U.S. Secretary of State Rex Tillerson will host foreign ministers from Arctic nations at a summit in Alaska on Thursday, where President Donald Trump’s reluctance to fight climate change will likely cast a shadow over talks. The Arctic Council, which includes the United States, Russia, Canada and five other countries, meets every two years to tackle problems in the region, which is warming at a faster pace than any other part of the world. Unlike former President Barack Obama, Trump has expressed doubts about whether human activity has a significant role in climate change, and is mulling whether to pull the United States out of a global pact to fight it.
He is expected to decide whether Washington will leave the 2015 Paris Agreement, or stay in with reduced commitments, after a Group of Seven summit at the end of this month. Canada and the Nordic countries have stressed the importance of staying in the Paris agreement, setting them up for a potential clash with the United States over language in a final agreement to be reached at the conclusion of Thursday’s meeting.

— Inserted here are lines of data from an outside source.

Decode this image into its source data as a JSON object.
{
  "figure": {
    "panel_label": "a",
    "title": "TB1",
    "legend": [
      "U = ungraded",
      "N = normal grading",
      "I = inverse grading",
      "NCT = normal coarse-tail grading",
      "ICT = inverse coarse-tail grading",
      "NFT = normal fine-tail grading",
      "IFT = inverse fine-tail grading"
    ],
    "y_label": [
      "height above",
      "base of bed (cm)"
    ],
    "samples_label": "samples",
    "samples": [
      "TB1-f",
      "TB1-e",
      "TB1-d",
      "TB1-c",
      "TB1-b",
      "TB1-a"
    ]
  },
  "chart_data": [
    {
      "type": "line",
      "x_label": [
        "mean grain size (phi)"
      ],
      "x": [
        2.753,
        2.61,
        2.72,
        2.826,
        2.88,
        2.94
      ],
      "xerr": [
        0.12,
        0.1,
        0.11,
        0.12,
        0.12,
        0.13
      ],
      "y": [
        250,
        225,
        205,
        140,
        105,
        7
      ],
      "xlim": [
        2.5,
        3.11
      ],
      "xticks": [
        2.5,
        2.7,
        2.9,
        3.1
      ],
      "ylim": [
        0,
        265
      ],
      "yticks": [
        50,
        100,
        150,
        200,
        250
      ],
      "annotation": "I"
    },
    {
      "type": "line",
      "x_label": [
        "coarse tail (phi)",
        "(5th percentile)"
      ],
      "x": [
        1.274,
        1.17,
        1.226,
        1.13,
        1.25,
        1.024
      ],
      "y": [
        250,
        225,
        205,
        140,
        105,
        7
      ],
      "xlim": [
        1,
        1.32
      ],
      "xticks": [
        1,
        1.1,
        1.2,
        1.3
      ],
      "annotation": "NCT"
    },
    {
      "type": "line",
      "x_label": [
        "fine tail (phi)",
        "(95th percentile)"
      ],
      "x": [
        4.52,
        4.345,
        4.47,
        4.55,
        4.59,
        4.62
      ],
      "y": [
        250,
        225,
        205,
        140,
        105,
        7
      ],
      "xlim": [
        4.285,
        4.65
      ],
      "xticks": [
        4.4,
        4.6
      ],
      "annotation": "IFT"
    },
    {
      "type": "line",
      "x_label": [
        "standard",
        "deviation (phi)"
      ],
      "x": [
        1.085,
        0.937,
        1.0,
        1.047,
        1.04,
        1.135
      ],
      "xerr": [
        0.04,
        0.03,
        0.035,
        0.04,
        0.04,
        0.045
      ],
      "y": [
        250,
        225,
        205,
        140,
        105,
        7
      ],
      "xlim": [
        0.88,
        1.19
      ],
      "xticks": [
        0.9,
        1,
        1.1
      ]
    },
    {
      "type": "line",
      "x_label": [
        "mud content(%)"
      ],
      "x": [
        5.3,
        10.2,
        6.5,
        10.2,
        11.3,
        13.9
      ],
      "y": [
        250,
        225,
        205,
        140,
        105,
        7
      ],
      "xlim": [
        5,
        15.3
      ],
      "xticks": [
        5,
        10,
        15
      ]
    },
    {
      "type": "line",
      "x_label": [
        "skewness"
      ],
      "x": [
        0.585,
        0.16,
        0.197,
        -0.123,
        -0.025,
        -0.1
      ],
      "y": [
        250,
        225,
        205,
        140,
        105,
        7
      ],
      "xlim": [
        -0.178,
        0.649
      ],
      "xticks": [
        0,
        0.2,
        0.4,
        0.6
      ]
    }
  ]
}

It is of “decisive importance that the United States remains part” of the Paris agreement, Norway’s Foreign Minister Borge Brende told Reuters this week in Norway. Arctic warming is thawing permafrost and melting sea ice, causing damage to infrastructure but also opening up new oil reserves, shipping routes and access to fisheries – intensifying a decades-long race for Arctic resources.
This year’s agenda will highlight sharing science on climate-related issues, and also address Arctic search and rescue and communications. Adding pressure on the Trump administration, scientists from the United States and other Arctic nations issued a report ahead of the meeting that the impacts of warming in the region could lead to trillions of dollars worth of damage to buildings, roads and other infrastructure this century.
Following the meeting, Tillerson, the former chief executive of energy giant Exxon Mobil, will hand over the chairmanship of the council to Finland, which plans to stress the Paris pact as it leads the council over the next two years. Trump’s administration has also reversed Obama-era bans on offshore drilling in certain parts of the Arctic, a turn that could intensify competition for resources in the region with major oil producer Russia.
Russia has beefed up its military presence in the Arctic to levels not seen since the fall of the Soviet Union, as global interest in the region’s oil, gas and rare earth metals heats up. Russian Foreign Minister Sergey Lavrov met in Washington on Wednesday with Tillerson and later with Trump before flying to Alaska.